10:00 You have a cylinder space talk. And then this is interesting because in such a universe you could have, say this is twin A and this is twin B, they're just moving at constant, well you can sort of translate things in the covering space to things that are going on here. Here's twin A, here's twin B. Let's just say that it's God given that this is a universe with just these two observers and they're just going around in a circle, that's all they do, and you see they're both completely, there's no acceleration involved in here at all, right, this quotient space just inherits the same metric of Minkowski spacetime. Now, this equivalence relation, though, of course, was coordinate-dependent, and that's something I'll get to, I'll be addressing later. So, yeah, the points in this space can be thought of as equivalence classes of points. You can think of, you know, this is a point in here, so I'll put points in this spacetime. But let's call, let's say this is, you know, the cylinder spacetime. And if points or events are equivalence classes like this, or in other words, this quotient map, you can say that you can think of this quotient map takes you from a coordinate x, t here to, you can take a representative from each of these equivalence classes where there's, yeah?

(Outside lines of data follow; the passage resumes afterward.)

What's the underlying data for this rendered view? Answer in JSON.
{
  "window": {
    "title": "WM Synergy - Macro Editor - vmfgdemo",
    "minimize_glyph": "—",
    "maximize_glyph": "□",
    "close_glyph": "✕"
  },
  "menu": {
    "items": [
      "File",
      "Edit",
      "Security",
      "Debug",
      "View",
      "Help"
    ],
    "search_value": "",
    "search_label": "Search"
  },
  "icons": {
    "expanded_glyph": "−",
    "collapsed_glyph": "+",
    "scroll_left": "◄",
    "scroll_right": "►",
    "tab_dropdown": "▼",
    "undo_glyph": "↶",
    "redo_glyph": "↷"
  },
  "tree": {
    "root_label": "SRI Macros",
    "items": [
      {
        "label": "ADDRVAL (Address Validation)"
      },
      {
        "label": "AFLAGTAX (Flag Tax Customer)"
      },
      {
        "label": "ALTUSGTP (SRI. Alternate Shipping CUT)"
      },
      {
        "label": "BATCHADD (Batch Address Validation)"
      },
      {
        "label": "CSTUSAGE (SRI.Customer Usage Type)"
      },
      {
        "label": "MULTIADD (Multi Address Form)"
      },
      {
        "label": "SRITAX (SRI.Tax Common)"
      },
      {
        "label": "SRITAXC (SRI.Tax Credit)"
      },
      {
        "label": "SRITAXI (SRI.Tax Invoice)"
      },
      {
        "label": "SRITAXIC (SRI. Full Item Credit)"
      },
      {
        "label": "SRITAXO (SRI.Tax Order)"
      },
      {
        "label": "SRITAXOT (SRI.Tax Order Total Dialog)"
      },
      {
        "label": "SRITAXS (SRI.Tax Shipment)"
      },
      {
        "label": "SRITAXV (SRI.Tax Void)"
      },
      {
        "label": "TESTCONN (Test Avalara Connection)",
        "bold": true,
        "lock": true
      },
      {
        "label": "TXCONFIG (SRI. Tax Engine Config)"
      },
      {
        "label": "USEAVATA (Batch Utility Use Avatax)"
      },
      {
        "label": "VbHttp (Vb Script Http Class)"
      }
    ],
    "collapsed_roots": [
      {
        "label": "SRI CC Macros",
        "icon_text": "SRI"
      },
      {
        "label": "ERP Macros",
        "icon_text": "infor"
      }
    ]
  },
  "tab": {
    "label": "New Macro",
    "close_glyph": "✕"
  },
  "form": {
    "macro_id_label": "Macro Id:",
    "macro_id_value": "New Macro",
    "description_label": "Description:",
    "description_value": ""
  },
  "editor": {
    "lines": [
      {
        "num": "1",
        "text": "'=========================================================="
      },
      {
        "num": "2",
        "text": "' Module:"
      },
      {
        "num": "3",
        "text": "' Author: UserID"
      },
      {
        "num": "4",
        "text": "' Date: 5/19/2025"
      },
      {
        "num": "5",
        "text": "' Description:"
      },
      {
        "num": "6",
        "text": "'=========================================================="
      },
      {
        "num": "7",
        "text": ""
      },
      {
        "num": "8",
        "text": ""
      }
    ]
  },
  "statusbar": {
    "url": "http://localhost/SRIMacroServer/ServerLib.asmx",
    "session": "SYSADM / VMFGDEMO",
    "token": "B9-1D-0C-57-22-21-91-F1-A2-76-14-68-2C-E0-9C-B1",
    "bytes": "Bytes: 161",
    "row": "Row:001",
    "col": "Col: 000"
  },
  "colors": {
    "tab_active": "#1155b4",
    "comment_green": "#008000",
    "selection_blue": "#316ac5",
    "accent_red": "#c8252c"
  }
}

12:30 Well actually it's stronger than that. The transformations that you're modding out by are in fact isometries. So the thing picks up a metric, it inherits a metric from the main space because all the different things are isometric, all the different pre-images are isometric. So locally it's isometric to me. It's flat. It has no, as far as you can tell. It's just all in, it's only a global topology that's different. Thanks for answering. Sorry. Okay, so, so yeah, philosophically this is very, very simple construction. Mathematically it's probably not that interesting, but philosophically it's interesting because now there's no dynamical distinction you can make between these two twins, or even a geometrical distinction really. Language. We can account for the asymmetry. I mean, these two twins, they're going to age at, they're going to meet each other at different times according to their own clocks, and maybe it seems, well, it seems that this is only accounted for by going to the fact that they're just different paths in space-time, and there's not a, there doesn't seem to be a... Any dynamical or like immediately physical distinction to be made. Now although it might seem like that's the case, I'm going to say that's not the case. I'm going to explain why there is a subtle dynamical, well maybe not dynamical, but a concrete physical difference between the two.

15:00 Okay, I understand the problem is when they meet, they've aged by different amounts. Yeah. And before you could say it was because one was accelerated. But now neither one of them is accelerated. They just both travel freely and they're just banging to one another and they've aged by different amounts. Yeah, you can say with this construction, like let's say if using this, using those coordinates that I just erased, you can say like twin A is given by, just to make it explicit, just to show you the calculation. A is given by this four line, where this is the point at M, and B is given by this. This is in the least coordinates, where beta is something but that's less than one, and maybe I always take the speed of light units where the speed of light is one, and if you do that, well, and B is, I guess, more beta than greater than zero, too. So beta, so B moves at a uniform velocity of beta with respect to A. And if you were to do the math here, you would find that according to A, the twins meet periodically with a period of one over beta. It's a simple calculation. And according to D, they meet with a period of... It's a kind of a combination factor in there. Gamma. We'll use gamma as tradition.